Step 7: Why wgpu over Slang / OSL / OpenCL?
(Asked separately during the Phase 0 design discussion; recorded here for completeness.)
- wgpu is the Rust binding for WebGPU — runs in browsers AND natively (Metal/Vulkan/DX12 backends). Same code, multi-platform.
- Slang is a shader language (Nvidia/research). Compiles to HLSL/SPIRV. Doesn't have first-class web/wasm story yet (as of early 2026). Excellent language; lacks the deployment target we need.
- OSL (Open Shading Language) is for offline rendering (path tracers like Arnold, Cycles). Not real-time, not GPU. Wrong tool.
- OpenCL is general-purpose compute. Not graphics. Doesn't have a render pipeline.
For "browser-native real-time renderer," wgpu + WGSL is the obvious right choice. The portability claim is genuine — same code runs in Chrome/Safari/Firefox AND as a native macOS/Windows/Linux app via Tauri later.
The mental model in one sentence
wgpu has four core handles (Adapter, Device, Queue, Surface) that you set up once; render pipelines and bind groups describe "how to draw" and "what to read" and are also created once; per-frame work is just "encode commands, submit, present" against those pre-built objects.
Explain-back question
When
Engine::create()runs and the browser starts rendering, walk through which of the wgpu objects are created once at startup vs every frame, and explain why the GPU is fast precisely because of this split.

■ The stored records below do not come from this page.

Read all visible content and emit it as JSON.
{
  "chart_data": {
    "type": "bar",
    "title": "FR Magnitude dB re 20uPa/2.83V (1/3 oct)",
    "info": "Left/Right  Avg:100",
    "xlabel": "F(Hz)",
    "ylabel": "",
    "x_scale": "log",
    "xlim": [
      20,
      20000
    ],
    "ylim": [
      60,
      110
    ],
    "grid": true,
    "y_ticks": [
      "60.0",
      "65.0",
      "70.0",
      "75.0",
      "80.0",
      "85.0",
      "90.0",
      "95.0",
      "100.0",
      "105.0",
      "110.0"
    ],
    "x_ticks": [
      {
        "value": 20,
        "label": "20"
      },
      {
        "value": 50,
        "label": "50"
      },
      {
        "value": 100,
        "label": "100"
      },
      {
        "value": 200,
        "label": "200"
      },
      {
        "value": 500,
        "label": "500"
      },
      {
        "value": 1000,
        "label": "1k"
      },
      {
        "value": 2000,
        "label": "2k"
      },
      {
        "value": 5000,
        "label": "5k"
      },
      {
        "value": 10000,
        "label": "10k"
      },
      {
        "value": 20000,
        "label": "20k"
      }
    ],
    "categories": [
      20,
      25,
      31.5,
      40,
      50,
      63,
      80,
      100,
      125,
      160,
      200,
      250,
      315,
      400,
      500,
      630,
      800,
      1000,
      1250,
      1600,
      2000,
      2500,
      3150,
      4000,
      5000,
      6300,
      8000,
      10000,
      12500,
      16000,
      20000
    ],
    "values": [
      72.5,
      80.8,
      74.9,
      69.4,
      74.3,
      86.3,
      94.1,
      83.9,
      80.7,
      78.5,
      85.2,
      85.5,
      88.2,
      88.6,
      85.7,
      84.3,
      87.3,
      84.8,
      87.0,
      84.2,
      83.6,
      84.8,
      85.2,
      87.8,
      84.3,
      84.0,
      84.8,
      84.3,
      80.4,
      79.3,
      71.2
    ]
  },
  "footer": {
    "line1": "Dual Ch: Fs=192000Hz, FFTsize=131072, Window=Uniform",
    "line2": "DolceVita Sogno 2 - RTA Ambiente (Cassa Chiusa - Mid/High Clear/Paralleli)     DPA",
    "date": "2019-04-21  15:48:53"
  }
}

User's answer (PASS, on second attempt)
First we initialize the wgpu pipeline: this includes registering the device, creating the pipeline/queue and compiling the shader into uniforms in the GPU. Then per-frame, we write to uniforms and submit a render pass. Vertex shader for fullscreen triangle, fragment shader takes the uniforms and computes per pixel color.
Judgment
PASS. Got:
- Startup vs per-frame split — registered device, created pipeline/queue, compiled shader once; uniforms updated and render pass submitted per frame ✓
- Vertex/fragment role — VS produces the fullscreen triangle, FS computes per-pixel color ✓
- Why it's fast — implicit in his framing (don't redo expensive setup each frame) ✓
First attempt was rougher (mixed up the layers). Second pass after I drew the architecture diagram showing the four handles + per-frame loop was clean.